The Djaru people are an Aboriginal Australian people of the southern Kimberley region of Western Australia.

Language
Djaru is a member of the Ngumbin language family, and is related to Walmajarri.

Country
The Djaru people ranged along Margaret River as far as the Mary River Junction. Their land took in the headwaters of Christmas Creek, ran eastward to Cummins Range, Sturt Creek Station up to the border with the Northern Territory. Its northern boundary lay in the vicinity of the Nicholson Station homestead, and the headwaters of the Ord River above the Dixon Range, and including the areas east of Alice Downs as far as Hall's Creek and the Margaret River gorge. In Norman Tindale's estimation the total land range encompassed something like . The area is now known as the Kutjungka Region.

Trade
The Djaru, like the Gija, much admired the composite spears, fitted with barbed pegs, of their southern neighbours, fashioned from mulga hardwood and witjuti bush shrubs and to obtain them would exchange them for stone knives and pressure-flaked spear blades (tjimbala), and pearl shells which filtered down from the coast where they had been collected by the distant Jawi.

History of contact
Massacres of Aboriginals in the Kimberleys were commonplace as the land was cleared for settlement and pastoral stations. An early massacre at Hangman's Creek, otherwise undocumented in colonial archives, remains undated but is associated with the name of Sergeant Richard Henry Pilmer.

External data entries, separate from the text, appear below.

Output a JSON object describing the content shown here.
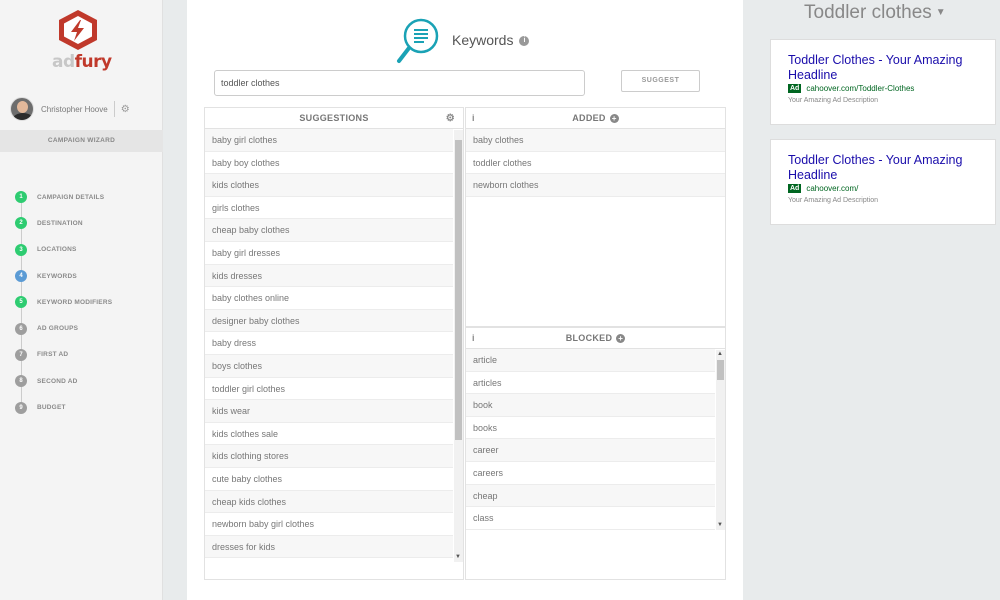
{
  "brand": {
    "ad": "ad",
    "fury": "fury",
    "color": "#c0392b"
  },
  "user": {
    "name": "Christopher Hoove",
    "settings_icon": "gear-icon"
  },
  "wizard": {
    "label": "CAMPAIGN WIZARD",
    "steps": [
      {
        "num": "1",
        "label": "CAMPAIGN DETAILS",
        "color": "#2ecc71"
      },
      {
        "num": "2",
        "label": "DESTINATION",
        "color": "#2ecc71"
      },
      {
        "num": "3",
        "label": "LOCATIONS",
        "color": "#2ecc71"
      },
      {
        "num": "4",
        "label": "KEYWORDS",
        "color": "#5b9bd5"
      },
      {
        "num": "5",
        "label": "KEYWORD MODIFIERS",
        "color": "#2ecc71"
      },
      {
        "num": "6",
        "label": "AD GROUPS",
        "color": "#9e9e9e"
      },
      {
        "num": "7",
        "label": "FIRST AD",
        "color": "#9e9e9e"
      },
      {
        "num": "8",
        "label": "SECOND AD",
        "color": "#9e9e9e"
      },
      {
        "num": "9",
        "label": "BUDGET",
        "color": "#9e9e9e"
      }
    ]
  },
  "keywords": {
    "title": "Keywords",
    "info": "i",
    "search_value": "toddler clothes",
    "suggest_label": "SUGGEST",
    "accent": "#1aa2b5"
  },
  "suggestions": {
    "header": "SUGGESTIONS",
    "items": [
      "baby girl clothes",
      "baby boy clothes",
      "kids clothes",
      "girls clothes",
      "cheap baby clothes",
      "baby girl dresses",
      "kids dresses",
      "baby clothes online",
      "designer baby clothes",
      "baby dress",
      "boys clothes",
      "toddler girl clothes",
      "kids wear",
      "kids clothes sale",
      "kids clothing stores",
      "cute baby clothes",
      "cheap kids clothes",
      "newborn baby girl clothes",
      "dresses for kids"
    ]
  },
  "added": {
    "header": "ADDED",
    "info": "i",
    "items": [
      "baby clothes",
      "toddler clothes",
      "newborn clothes"
    ]
  },
  "blocked": {
    "header": "BLOCKED",
    "info": "i",
    "items": [
      "article",
      "articles",
      "book",
      "books",
      "career",
      "careers",
      "cheap",
      "class"
    ]
  },
  "ads": {
    "title": "Toddler clothes",
    "cards": [
      {
        "headline": "Toddler Clothes - Your Amazing Headline",
        "badge": "Ad",
        "url": "cahoover.com/Toddler-Clothes",
        "desc": "Your Amazing Ad Description"
      },
      {
        "headline": "Toddler Clothes - Your Amazing Headline",
        "badge": "Ad",
        "url": "cahoover.com/",
        "desc": "Your Amazing Ad Description"
      }
    ]
  }
}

Djaru had been responsible for killing in separate incidents four outsiders, a stockman, a surveyor, a miner, and a Chinaman at Ruby Plains Station. Native tradition holds that Pilmer rode out in a buggy and rounded up a mob of Djaru to get them to dig a 'well'. Once that work was completed, he then strung them all up on a walarri gum tree and buried them in the well. The place thereby earned the name of Hangman's Creek. The primary victims of that particular slaughter were, according to Norman Tindale, the Margaret River Djaru.

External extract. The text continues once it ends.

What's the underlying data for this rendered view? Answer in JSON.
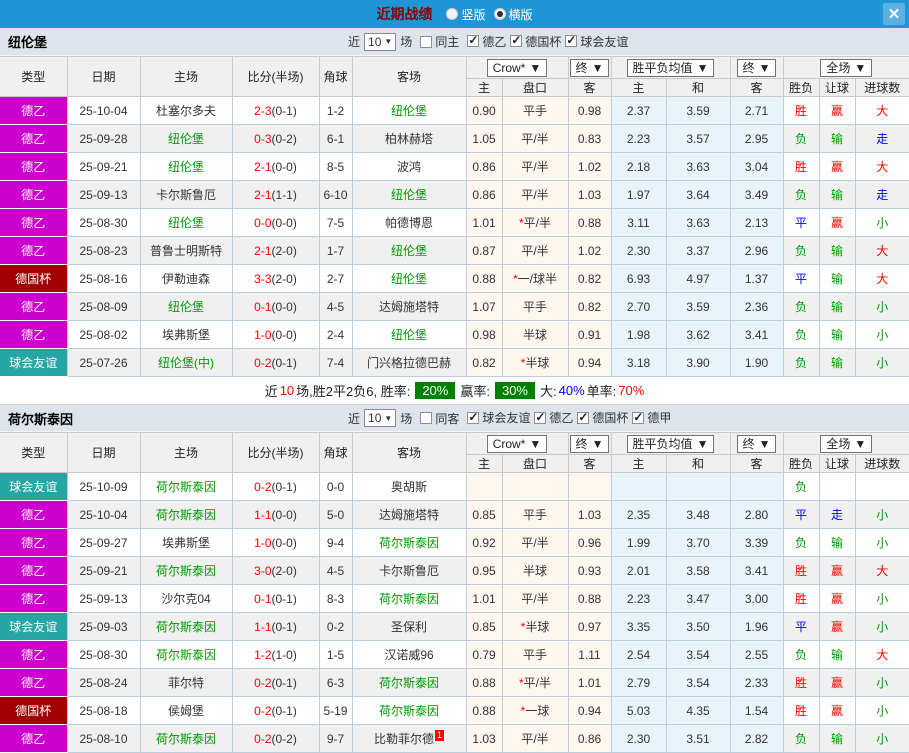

In September 1922, two settlers, Joseph Condren and Tim O'Sullivan, were murdered at Billiluna homestead. According to one account, a Guluwaring man Goose Hill near Kununurra, known as Banjo, seized a gun and shot first Sullivan, and then Condren, while the latter two were branding cattle with the assistance of several natives. The reason given for the murder was Banjo acting to revenge himself on Sullivan who had taken away his wife, Topsy. The other blacks, who tried to intervene, were held at bay by Banjo, who threatened them with the rifle.

According to indigenous traditions, the first massacre that ensued in retaliation for the killings took place at Kaningarra between wells 48 and 49 on the Canning Stock Route. The incident is undocumented and relies on the testimony of the three sons of Riwarri, the only adult survivor. In this account, a police punitive expedition came across an encampment in which Aboriginals were cooking camel meat, and they kept shooting into it until they ran short of ammunition. Those who survived were led off tethered by neckchains to a site called the 'Goat Yard' at Denison Downs. A police party, led by Constable J.J. Cooney, engaged ostensibly in a search for the culprit, was in the Walmajarri area from 12 to 31 October at the time of the reported slaughter.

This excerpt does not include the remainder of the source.